Decomposition of a locally free sheaf as tensor product of sheaves

algebraic-geometrycomplex-geometrydivisors-algebraic-geometrysurfaces

The setting is as follows: Let $X$ be an algebraic surface, $\mathcal{F}$ a locally free sheaf of rank 2 on $X$ contained in $\Omega^1_X$, and $D$ a divisor on $X$ such that $\mathcal{F}\otimes\mathcal{O}_X(-D)$ has a non-zero global section. Then there is a non-zero divisor $S$ on $X$ such that $\mathcal{F}\otimes\mathcal{O}_X(-D-S)$ admits a global section with at most isolated zeros.

Why is the last statement true?

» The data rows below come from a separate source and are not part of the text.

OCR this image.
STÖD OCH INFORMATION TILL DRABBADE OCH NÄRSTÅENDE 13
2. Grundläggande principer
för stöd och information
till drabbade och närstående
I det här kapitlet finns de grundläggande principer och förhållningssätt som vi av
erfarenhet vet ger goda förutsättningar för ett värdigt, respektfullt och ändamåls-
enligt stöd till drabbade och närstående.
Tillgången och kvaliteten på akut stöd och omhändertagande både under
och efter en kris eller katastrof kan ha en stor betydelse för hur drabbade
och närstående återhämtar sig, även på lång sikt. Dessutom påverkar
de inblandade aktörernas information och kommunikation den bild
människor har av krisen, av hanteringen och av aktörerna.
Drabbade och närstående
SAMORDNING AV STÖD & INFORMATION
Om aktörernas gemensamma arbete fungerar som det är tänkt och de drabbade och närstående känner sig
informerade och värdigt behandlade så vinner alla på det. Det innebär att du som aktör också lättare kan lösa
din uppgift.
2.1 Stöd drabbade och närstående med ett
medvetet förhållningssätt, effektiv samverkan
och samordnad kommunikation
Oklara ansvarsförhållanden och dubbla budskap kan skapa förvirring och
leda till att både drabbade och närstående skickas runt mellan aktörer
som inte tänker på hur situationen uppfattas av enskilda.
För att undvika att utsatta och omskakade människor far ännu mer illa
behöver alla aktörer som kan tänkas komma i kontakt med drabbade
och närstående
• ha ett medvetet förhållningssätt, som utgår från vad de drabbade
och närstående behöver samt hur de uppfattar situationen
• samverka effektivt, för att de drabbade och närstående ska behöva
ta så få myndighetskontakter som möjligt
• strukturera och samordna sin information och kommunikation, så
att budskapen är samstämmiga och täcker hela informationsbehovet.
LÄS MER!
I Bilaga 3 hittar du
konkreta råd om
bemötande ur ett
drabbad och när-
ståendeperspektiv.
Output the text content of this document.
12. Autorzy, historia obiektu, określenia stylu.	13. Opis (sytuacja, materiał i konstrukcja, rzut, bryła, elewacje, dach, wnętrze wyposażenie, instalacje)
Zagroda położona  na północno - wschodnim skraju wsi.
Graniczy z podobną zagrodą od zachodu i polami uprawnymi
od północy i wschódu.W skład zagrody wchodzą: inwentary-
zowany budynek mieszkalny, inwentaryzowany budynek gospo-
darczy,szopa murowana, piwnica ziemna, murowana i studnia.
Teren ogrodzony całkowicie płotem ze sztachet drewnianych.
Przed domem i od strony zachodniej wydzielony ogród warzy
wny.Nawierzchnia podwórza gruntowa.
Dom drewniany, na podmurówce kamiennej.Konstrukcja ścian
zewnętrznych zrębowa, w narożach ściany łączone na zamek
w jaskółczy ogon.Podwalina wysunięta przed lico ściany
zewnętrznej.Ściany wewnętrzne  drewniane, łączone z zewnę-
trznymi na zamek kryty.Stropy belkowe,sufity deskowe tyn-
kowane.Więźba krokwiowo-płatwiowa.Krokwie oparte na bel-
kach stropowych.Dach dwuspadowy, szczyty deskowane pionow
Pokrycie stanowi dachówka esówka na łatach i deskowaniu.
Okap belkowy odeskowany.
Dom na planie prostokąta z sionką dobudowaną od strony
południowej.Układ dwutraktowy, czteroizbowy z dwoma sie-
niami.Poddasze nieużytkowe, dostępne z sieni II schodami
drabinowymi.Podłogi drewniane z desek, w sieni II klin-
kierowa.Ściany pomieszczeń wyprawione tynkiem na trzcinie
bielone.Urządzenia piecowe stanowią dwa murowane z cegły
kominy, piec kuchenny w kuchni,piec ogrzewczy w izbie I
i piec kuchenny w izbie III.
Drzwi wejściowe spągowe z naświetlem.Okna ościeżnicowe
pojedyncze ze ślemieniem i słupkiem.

This is the first sentence in the proof of Proposition VII.4.3 in the book Compact Complex Surfaces by Barth, Hulek, Peters, van de Ven. Any help is appreciated, thanks!

Best Answer

This a general fact and nothing to do with subsheaf of $\Omega^1_X$. If $E$ is a rank two vector bundle with a section, we have an inclusion $O_X\to E$. If you pull back the torsion subsheaf of $E/O_X$, we get an exact sequence, $0\to L\to E\to G\to 0\to 0$, with $L=O_X(S)$, $S$ an effective divisor and $G$ torsion free. One easily checks that the section $O_X\to E(-S)$ vanish only at isolated points.